“Adaptive Subgradient Methods for Online Learning and Stochastic Optimization,” by John Duchi, Elad Hazan, and Yoram Singer, was published in the Journal of Machine Learning Research in 2011. It introduced AdaGrad, one of the first widely used optimizers to give every parameter its own learning rate, and it set the template that later methods like RMSprop and Adam refined.
The key idea is to adapt to the geometry of the data seen so far. AdaGrad accumulates, for each parameter, the sum of the squares of all its past gradients, then divides that parameter’s learning rate by the square root of this running total. Parameters that have received large or frequent gradients get their steps damped down, while parameters tied to rare features keep larger steps. This makes the method especially good at picking up “very predictive but rarely seen features,” a common situation in text and other sparse, high-dimensional data.
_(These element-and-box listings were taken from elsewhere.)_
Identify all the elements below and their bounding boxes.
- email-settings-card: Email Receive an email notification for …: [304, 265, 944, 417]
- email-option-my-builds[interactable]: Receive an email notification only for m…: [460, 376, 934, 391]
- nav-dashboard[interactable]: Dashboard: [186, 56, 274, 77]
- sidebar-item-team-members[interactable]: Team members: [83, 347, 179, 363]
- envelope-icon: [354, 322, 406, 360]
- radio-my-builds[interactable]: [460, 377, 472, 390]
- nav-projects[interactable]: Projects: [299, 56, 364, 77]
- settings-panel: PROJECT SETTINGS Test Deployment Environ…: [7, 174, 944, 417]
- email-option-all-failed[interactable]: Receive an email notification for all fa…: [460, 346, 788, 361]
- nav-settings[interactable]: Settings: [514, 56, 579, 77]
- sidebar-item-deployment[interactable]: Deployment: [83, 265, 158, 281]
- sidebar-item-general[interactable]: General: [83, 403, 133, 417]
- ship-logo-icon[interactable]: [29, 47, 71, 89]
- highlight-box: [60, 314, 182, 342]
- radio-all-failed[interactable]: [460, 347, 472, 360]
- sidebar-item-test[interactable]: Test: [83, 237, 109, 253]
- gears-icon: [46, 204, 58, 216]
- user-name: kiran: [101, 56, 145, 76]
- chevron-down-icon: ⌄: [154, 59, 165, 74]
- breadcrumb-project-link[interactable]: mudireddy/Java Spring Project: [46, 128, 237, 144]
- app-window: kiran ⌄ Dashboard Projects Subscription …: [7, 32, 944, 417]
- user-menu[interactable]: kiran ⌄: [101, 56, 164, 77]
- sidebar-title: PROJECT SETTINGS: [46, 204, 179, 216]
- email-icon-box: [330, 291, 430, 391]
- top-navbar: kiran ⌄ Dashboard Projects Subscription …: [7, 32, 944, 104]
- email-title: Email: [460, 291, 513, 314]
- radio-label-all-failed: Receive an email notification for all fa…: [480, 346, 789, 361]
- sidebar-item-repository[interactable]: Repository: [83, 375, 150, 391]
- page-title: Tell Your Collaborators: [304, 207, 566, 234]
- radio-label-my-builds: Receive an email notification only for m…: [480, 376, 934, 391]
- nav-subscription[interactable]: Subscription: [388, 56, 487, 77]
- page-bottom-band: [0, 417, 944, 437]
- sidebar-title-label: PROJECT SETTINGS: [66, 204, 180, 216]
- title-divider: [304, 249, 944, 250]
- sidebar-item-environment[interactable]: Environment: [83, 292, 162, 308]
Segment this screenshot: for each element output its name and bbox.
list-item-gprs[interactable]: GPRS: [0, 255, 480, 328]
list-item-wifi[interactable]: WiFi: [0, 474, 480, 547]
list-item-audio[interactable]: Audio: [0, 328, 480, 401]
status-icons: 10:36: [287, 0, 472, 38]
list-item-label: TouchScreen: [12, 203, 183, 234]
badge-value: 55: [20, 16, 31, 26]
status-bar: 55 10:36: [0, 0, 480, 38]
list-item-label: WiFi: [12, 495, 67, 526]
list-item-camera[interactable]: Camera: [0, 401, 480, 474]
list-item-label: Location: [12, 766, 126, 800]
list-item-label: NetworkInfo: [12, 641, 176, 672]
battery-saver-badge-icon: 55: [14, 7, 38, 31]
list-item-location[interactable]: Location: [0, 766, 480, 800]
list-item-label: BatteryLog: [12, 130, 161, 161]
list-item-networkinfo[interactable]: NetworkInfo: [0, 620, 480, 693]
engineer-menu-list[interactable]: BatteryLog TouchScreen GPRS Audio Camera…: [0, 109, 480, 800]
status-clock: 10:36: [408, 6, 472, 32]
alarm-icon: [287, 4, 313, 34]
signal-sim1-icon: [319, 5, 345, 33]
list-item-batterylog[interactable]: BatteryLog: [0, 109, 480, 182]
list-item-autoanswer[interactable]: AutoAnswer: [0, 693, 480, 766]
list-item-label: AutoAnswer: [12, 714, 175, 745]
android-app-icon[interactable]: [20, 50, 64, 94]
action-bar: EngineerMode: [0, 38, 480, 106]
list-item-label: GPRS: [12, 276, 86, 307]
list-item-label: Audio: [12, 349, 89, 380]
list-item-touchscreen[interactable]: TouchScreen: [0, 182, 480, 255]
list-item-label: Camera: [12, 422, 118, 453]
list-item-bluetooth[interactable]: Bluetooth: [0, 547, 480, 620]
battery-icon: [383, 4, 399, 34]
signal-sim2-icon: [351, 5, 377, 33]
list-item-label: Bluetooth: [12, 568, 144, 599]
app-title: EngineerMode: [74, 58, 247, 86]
The paper also provided formal regret guarantees, showing the method performs provably as well as the best fixed proximal function chosen in hindsight, and demonstrated that these adaptive methods outperformed the non-adaptive subgradient algorithms that were state of the art at the time. AdaGrad’s one practical weakness, that its ever-growing accumulator can shrink learning rates toward zero, directly motivated the moving-average fixes in RMSprop and Adam.
For a general reader, AdaGrad illustrates a recurring theme in machine learning: giving an algorithm a bit of memory about its own past behavior, here the history of gradients, can make it markedly better at learning from messy real-world data.